Photo diffusée par le Ministère de la défense arménien : une pièce d’artillerie de la défense du Haut Karabakh, au cœur de la confrontation armée qui a débuté dimanche entre l’Arménie et l’Azerbaïdjan. © AFP / Handout / Armenian Defence Ministry / AFP

Une guerre peut en cacher une autre. Les combats qui opposent depuis trois jours l’Arménie et l’Azerbaïdjan, autour du sort du Haut Karabakh, ont un air de déjà-vu à plusieurs reprises depuis leur guerre de 1994, trois ans après l’éclatement de l’URSS à laquelle ils appartenaient tous les deux.

A chaque flambée de violence, c’est de Moscou qu’est venu sinon l’ordre, au moins la forte incitation à calmer le jeu. La grande différence, cette fois, c’est l’ombre d’un autre acteur régional : la Turquie de Recep Tayyip Erdogan.

Dès dimanche, au premier jour des combats, Ankara a mis tout son poids derrière l’Azerbaïdjan contre l’Arménie, là où le reste du monde lançait des appels à la retenue. 

Des informations font même état du recrutement de combattants islamistes syriens par la Turquie pour aller renforcer le camp azeri ; elles ne sont pas confirmées, mais en disent long sur l’image de la Turquie aujourd’hui, et son activisme politico-militaire dans l’ancienne sphère d’influence ottomane. Un jeu qui pourrait l’amener à s’opposer à la Russie.

Rien de ce qui se passe dans l’ancien monde soviétique ne laisse évidemment Moscou indifférent, particulièrement dans cette région du Sud-Caucase, où se mêlent des intérêts de sécurité et d’hydrocarbures.

Moscou a certes une alliance militaire avec l’Arménie, où la Russie dispose même d’une base ; mais elle livre également des armes à l’Azerbaïdjan et a toujours pris soin de ne pas trop déséquilibrer sa relation entre les deux États rivaux.
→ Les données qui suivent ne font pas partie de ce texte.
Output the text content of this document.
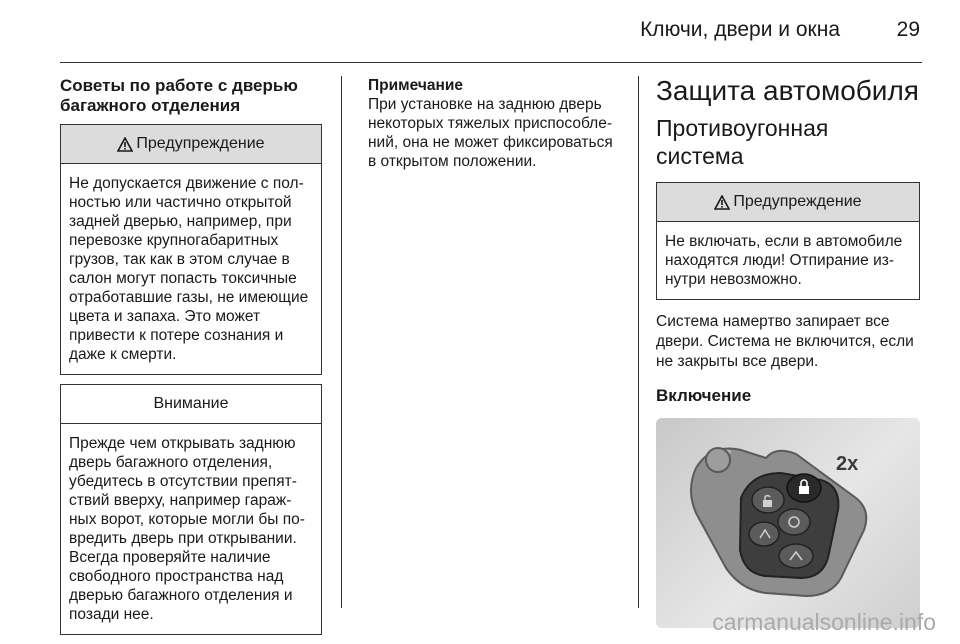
Ключи, двери и окна	29
Советы по работе с дверью багажного отделения
Предупреждение
Не допускается движение с полностью или частично открытой задней дверью, например, при перевозке крупногабаритных грузов, так как в этом случае в салон могут попасть токсичные отработавшие газы, не имеющие цвета и запаха. Это может привести к потере сознания и даже к смерти.
Внимание
Прежде чем открывать заднюю дверь багажного отделения, убедитесь в отсутствии препятствий вверху, например гаражных ворот, которые могли бы повредить дверь при открывании. Всегда проверяйте наличие свободного пространства над дверью багажного отделения и позади нее.
Примечание
При установке на заднюю дверь некоторых тяжелых приспособлений, она не может фиксироваться в открытом положении.
Защита автомобиля
Противоугонная система
Предупреждение
Не включать, если в автомобиле находятся люди! Отпирание изнутри невозможно.

Система намертво запирает все двери. Система не включится, если не закрыты все двери.

Включение
2x
carmanualsonline.info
En mettant son poids derrière l’Azerbaïdjan, la Turquie pourrait changer le rapport de force, et contraindre la Russie à s’impliquer plus qu’elle ne le voudrait.

Derrière ce conflit Azerbaïdjan-Arménie, c’est donc toute l’ambiguïté de la relation russo-turque qui est posée ; une nouvelle fois pourrait-on dire, car les deux pays, deux ex-empires, sont déjà face à face, parfois côte à côte, aussi bien en Syrie qu’en Libye. Le Sud-Caucase est ainsi le troisième « front » de cette relation complexe, qui repose beaucoup sur le rapport personnel entre deux autocrates ambitieux, Vladimir Poutine et Recep Tayyip Erdogan.

Amis ou rivaux ? Les deux à la fois, sans doute, mais ils font surtout beaucoup d’efforts pour ne pas devenir des ennemis. C’est difficile en Syrie, dans l’enclave d’Idlib, où leurs deux armées effectuent des patrouilles communes mais ont des intérêts divergents ; c’est aussi le cas en Libye où Ankara soutient le gouvernement de Tripoli tandis que Moscou penche du côté du maréchal Haftar, le chef de guerre de l’Est.

On a cru un temps que la Turquie, membre de l’OTAN, était tentée par un rapprochement avec la Russie. L’achat par Ankara du système de missiles russes S-400 a même provoqué une crise avec les Américains. 

Mais Erdogan ne veut pas « passer » du côté russe, il veut être considéré comme une puissance à part entière, émancipée d’un Occident qui ne l’attire plus. Le Caucase n’est que le dernier théâtre de cette stratégie, au risque de venir provoquer d’un peu trop près la puissance russe et de rallumer une guerre tragique. 

L’embrasement ou l’apaisement au Haut-Karabakh, dépendra beaucoup de ce qui se passera entre Poutine et Erdogan, bien plus qu’entre Erevan et Bakou.